Proposal To Issue A Supplement To The Basel Capital Accord To Cover Market Risk

V. The definition of capital

19. The April 1993 proposal invited comment on the possibility of allowing banks to issue short-term subordinated debt subject to a lock-in clause (so-called "tier 3 capital") to meet a part of their market risks. The Committee has decided to adopt an approach whereby eligible capital will consist of shareholders' equity and retained earnings (tier 1 capital), supplementary capital (tier 2 capital) as defined in the 1988 Accord, and short-term subordinated debt (tier 3 capital).
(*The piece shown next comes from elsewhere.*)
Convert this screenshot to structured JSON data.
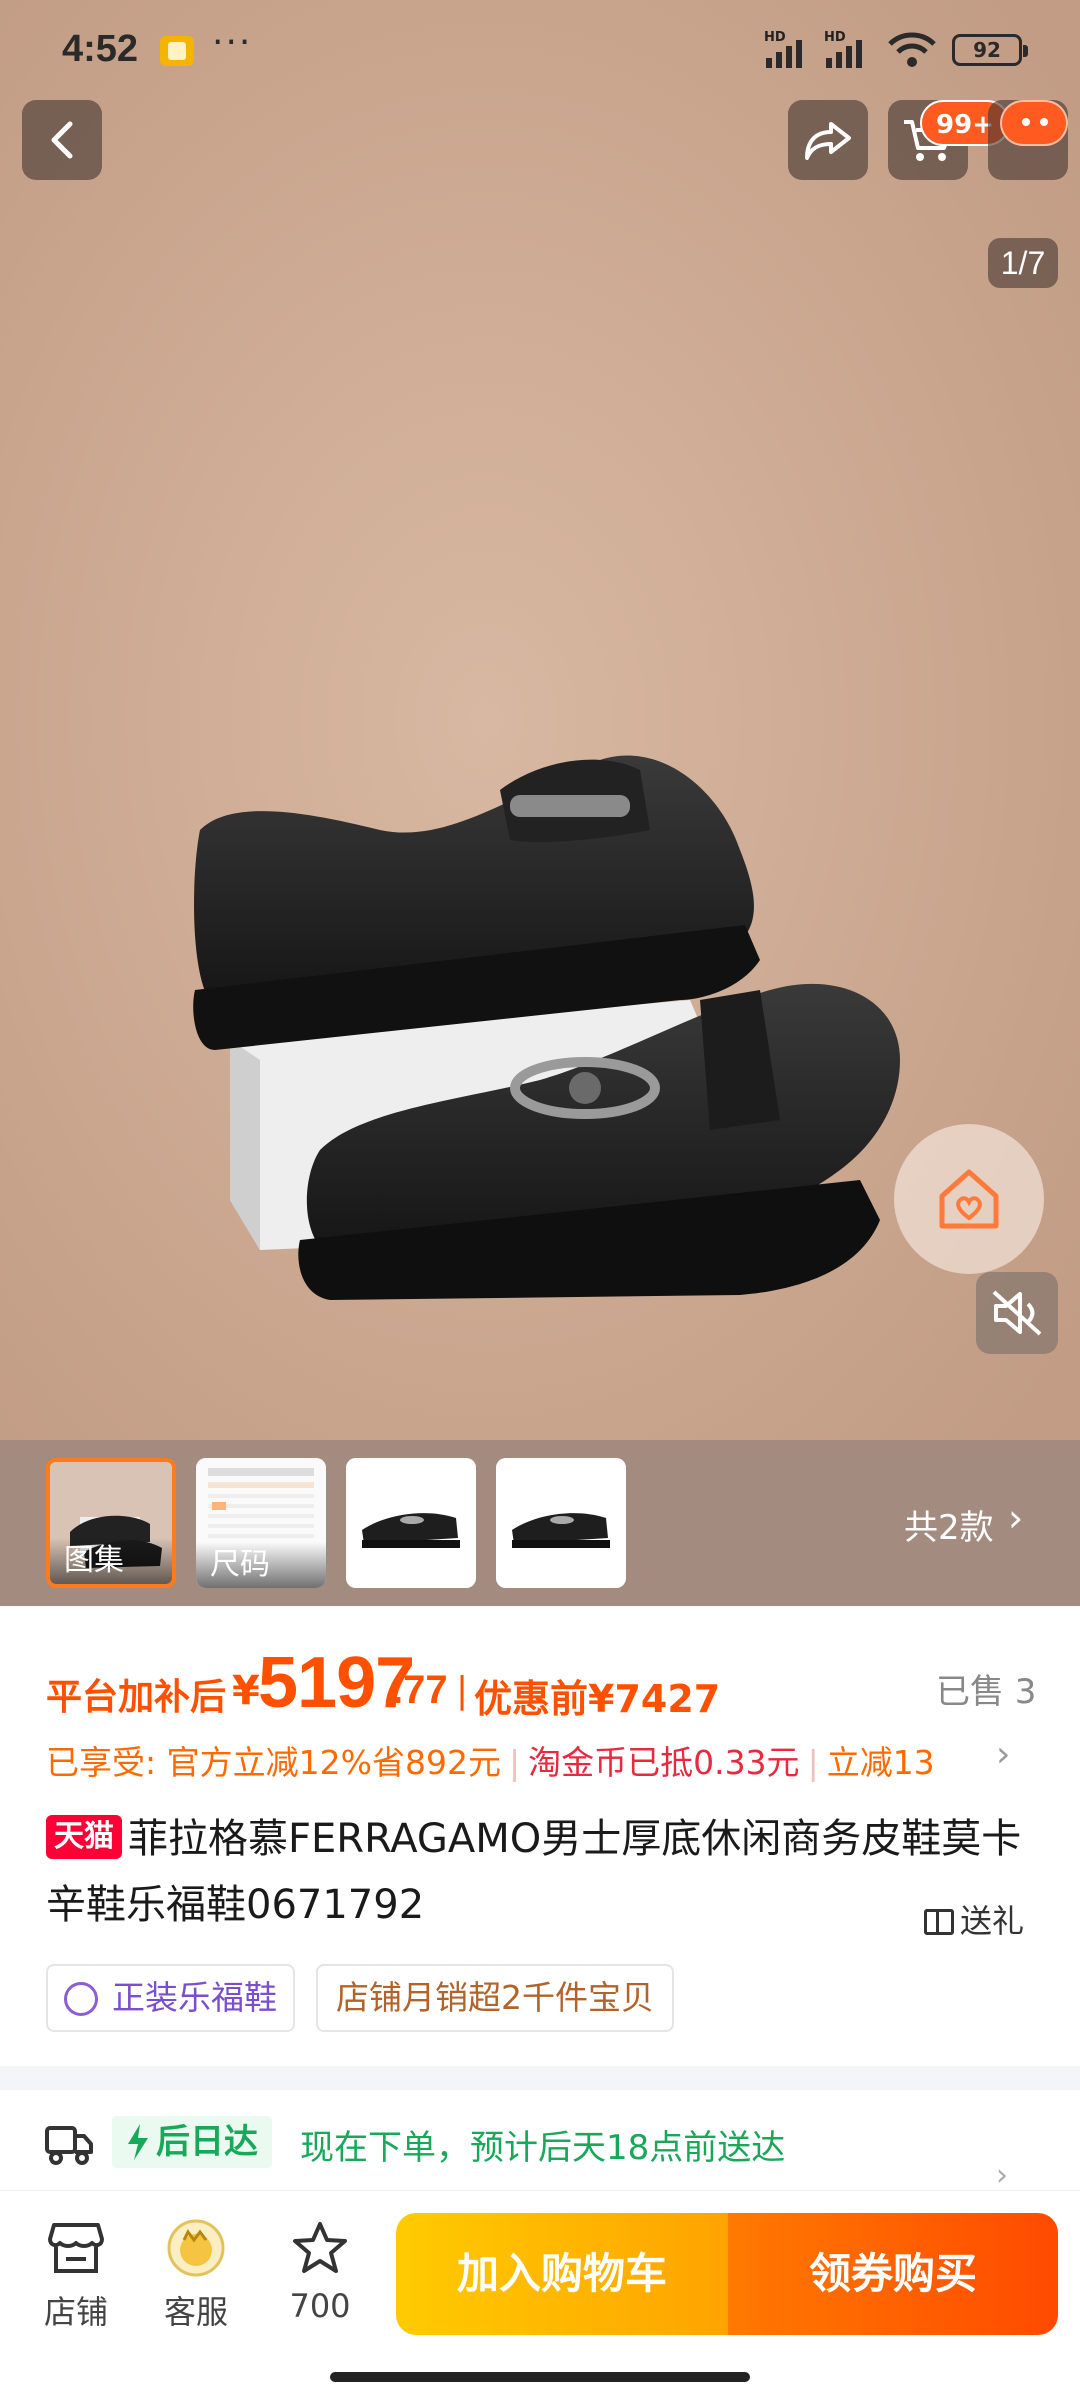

Tier 3 capital will be subject to the following conditions:
  • it should have an original maturity of at least two years and will be limited to 250% of the bank's tier I capital that is allocated to support market risk;
  • it is only eligible to cover market risk, including foreign exchange risk and commodities risk;
  • insofar as the overall limits in the 1988 Accord are not breached, tier 2 elements may be substituted for tier 3 up to the same limit of 250%;
  • it is subject to a "lock-in" provision which stipulates that neither interest nor principal may be paid if such payment would mean that the bank's overall capital would then amount to less than its minimum capital requirement.
In addition, a significant number of member countries are of the opinion that the principle in the present Accord that tier 1 capital calculated on a consolidated basis should represent at least half of total eligible capital should be retained, i.e. the sum total of tier 2 plus tier 3 may not exceed total tier 1. However, the Committee has decided that any decision whether or not to apply such a cap on the use of tier 3 capital should be a matter for national discretion. All countries will continue to maintain the principle that total eligible tier 2 is limited to a maximum of 100% of the total tier 1 elements.